13. Korean paintings depicting qins
The examples linked do not show the instrument very clearly (further examples pending). The painting above is not representative of this style, as mentioned above. It is interesting to compare the thought processes involved in this "translation" of qin into local imagery with the decision of R. H. van Gulik to translate qin into English as lute.

14. Korean paintings depicting komungos instead of qins
Examples pending; the painting above is not in this category because in literati painting one would not normally find a qin played in such an environment.

15. Korean paintings depicting hybrid qins
Clark's article discusses two such examples, a painting of immortals by 金弘道 Kim Hong-Do (1745 - ca. 1806) in the Seoul National University Museum; and one from an album of landscapes by 李慶胤 Yi Kyong-Yun (1545 - 1611) in the Korea University Museum. In both cases the instrument depicted seems to be a hybrid.

16. Korean paintings with themes found in qin melodies
Some of the relevant paintings were found through net searches that found such websites as Cultural Assets of Korea. These were then mostly linked rather than downloaded - unfortunate, as most subsequently were either removed or moved to another address. Since then it has proven difficult to find some of them again.

17. Dreamland depiction
Although the original painting title concerns the Peach Blossom Spring, it is identified on a Korean website as Huaxu Dream (see Huaxu Yin).

18. Qin teachers or tablature in Korea prior to the late 19th century
The fact that I have not found records of this is, of course, not proof that they did not exist.

19. Categorizing Korean music
Today Koreans officially categorize their traditional music as either 正樂 jeongak (chŏngak; variously translated as "correct music", "court music" or "classical music"), or as 俗樂 sog-ak ("folk music", but it includes such high art genres as pansori and sanjo). Presumably guqin music in Korea would all have to be categorized as jeongak.

20. Suggestions for a program on guqin in Korea
The above concerns a program such as I would do.

There does seem to be a recent interest in Korea in exploring the history of and the potential for qin in Korea. For example, 琴聲還鳴 (금성환명 Geum Seong Han Myeong), a recent 3-CD set by Korean qin player 金商順 (김상순 Kim Sang Soon), includes modern qin compositions by Korean composers as well as music from ensembles that in the past might have included qin (I have not yet heard the CDs). Like all the other Korean qin players with whom I am familiar (although Ru Shan has returned to silk strings), she is trained in China following the modern styles (in her case, Li Xiangting and Wu Wenguang in particular).

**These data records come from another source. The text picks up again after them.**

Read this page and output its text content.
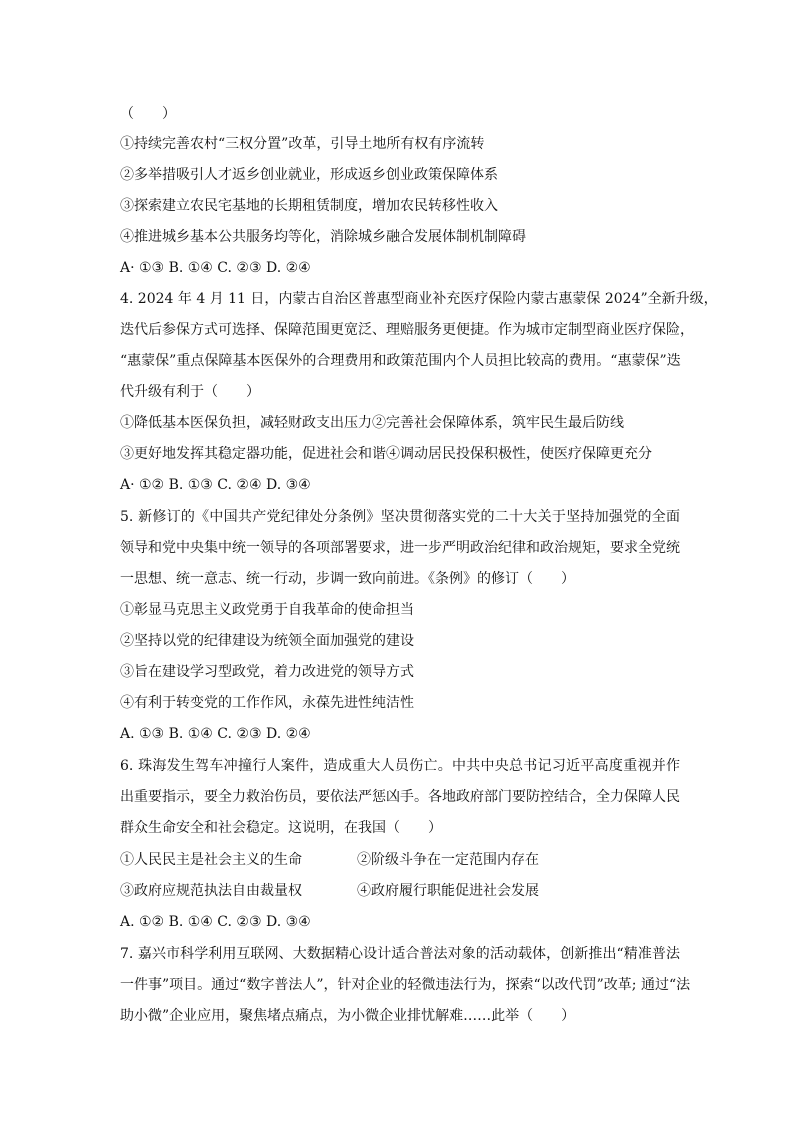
（　　）
①持续完善农村“三权分置”改革，引导土地所有权有序流转
②多举措吸引人才返乡创业就业，形成返乡创业政策保障体系
③探索建立农民宅基地的长期租赁制度，增加农民转移性收入
④推进城乡基本公共服务均等化，消除城乡融合发展体制机制障碍
A· ①③ B. ①④ C. ②③ D. ②④
4. 2024 年 4 月 11 日，内蒙古自治区普惠型商业补充医疗保险内蒙古惠蒙保 2024”全新升级，
迭代后参保方式可选择、保障范围更宽泛、理赔服务更便捷。作为城市定制型商业医疗保险，
“惠蒙保”重点保障基本医保外的合理费用和政策范围内个人员担比较高的费用。“惠蒙保”迭
代升级有利于（　　）
①降低基本医保负担，减轻财政支出压力②完善社会保障体系，筑牢民生最后防线
③更好地发挥其稳定器功能，促进社会和谐④调动居民投保积极性，使医疗保障更充分
A· ①② B. ①③ C. ②④ D. ③④
5. 新修订的《中国共产党纪律处分条例》坚决贯彻落实党的二十大关于坚持加强党的全面
领导和党中央集中统一领导的各项部署要求，进一步严明政治纪律和政治规矩，要求全党统
一思想、统一意志、统一行动，步调一致向前进。《条例》的修订（　　）
①彰显马克思主义政党勇于自我革命的使命担当
②坚持以党的纪律建设为统领全面加强党的建设
③旨在建设学习型政党，着力改进党的领导方式
④有利于转变党的工作作风，永葆先进性纯洁性
A. ①③ B. ①④ C. ②③ D. ②④
6. 珠海发生驾车冲撞行人案件，造成重大人员伤亡。中共中央总书记习近平高度重视并作
出重要指示，要全力救治伤员，要依法严惩凶手。各地政府部门要防控结合，全力保障人民
群众生命安全和社会稳定。这说明，在我国（　　）
①人民民主是社会主义的生命	②阶级斗争在一定范围内存在
③政府应规范执法自由裁量权	④政府履行职能促进社会发展
A. ①② B. ①④ C. ②③ D. ③④
7. 嘉兴市科学利用互联网、大数据精心设计适合普法对象的活动载体，创新推出“精准普法
一件事”项目。通过“数字普法人”，针对企业的轻微违法行为，探索“以改代罚”改革; 通过“法
助小微”企业应用，聚焦堵点痛点，为小微企业排忧解难……此举（　　）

21. Further suggestions for a program on guqin in Korea
See also the commentary on the source of Sai Shang Hong.

22. Qin music from Korean court music texts
In theory, such texts could have led to people on occasion demonstrate the music on the qin, but to my knowledge there is no record of this having been done.

23. Possible sources for Korean guqin music
For qin music such as might actually have been played at some time in Korea, Rob Provine suggests as possible sources the following music books by 尹用求 Yun Yonggu (1853-1939):

Regarding Yun, the following accompanies an image on the website of the Kang Collection.

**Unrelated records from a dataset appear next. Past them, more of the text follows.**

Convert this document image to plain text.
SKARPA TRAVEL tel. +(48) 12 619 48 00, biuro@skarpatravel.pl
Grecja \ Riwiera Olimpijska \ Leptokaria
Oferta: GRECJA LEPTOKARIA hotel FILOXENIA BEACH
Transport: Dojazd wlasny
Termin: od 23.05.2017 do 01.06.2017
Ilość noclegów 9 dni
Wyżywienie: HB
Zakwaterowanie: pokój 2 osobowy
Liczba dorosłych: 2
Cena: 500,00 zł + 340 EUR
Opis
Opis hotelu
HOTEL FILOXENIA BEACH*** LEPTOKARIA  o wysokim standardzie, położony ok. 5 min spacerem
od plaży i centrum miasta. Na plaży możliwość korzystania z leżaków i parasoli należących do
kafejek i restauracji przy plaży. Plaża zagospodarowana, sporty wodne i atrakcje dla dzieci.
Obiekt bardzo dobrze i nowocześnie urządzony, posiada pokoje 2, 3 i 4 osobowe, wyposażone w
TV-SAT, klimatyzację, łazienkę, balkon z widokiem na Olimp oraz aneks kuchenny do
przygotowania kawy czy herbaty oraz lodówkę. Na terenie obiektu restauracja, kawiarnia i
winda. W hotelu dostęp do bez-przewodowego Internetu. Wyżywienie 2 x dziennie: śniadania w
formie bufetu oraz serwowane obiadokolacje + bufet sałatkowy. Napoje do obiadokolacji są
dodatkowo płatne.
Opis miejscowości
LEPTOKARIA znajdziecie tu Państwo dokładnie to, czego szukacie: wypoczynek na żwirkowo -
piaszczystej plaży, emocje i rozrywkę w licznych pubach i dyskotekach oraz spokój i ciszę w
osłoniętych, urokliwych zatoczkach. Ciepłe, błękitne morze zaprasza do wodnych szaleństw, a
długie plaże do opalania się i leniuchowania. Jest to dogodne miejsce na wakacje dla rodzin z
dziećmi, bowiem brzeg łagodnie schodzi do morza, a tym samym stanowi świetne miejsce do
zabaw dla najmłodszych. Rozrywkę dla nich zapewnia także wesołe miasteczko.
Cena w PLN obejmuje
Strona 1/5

"Renowned for his excellent calligraphy, the government official Yun Yong Gu (ho: Seok-Chon) is even today a household name. Yun was also a celebrated painter of bamboo, orchids and landscapes. Disheartened by Japan's occupation of Korea, Yun Yong Gu left the public arena in which he was so well known and spent his last years as a recluse."

It would be interesting to have more details about his personal experience with the guqin himself.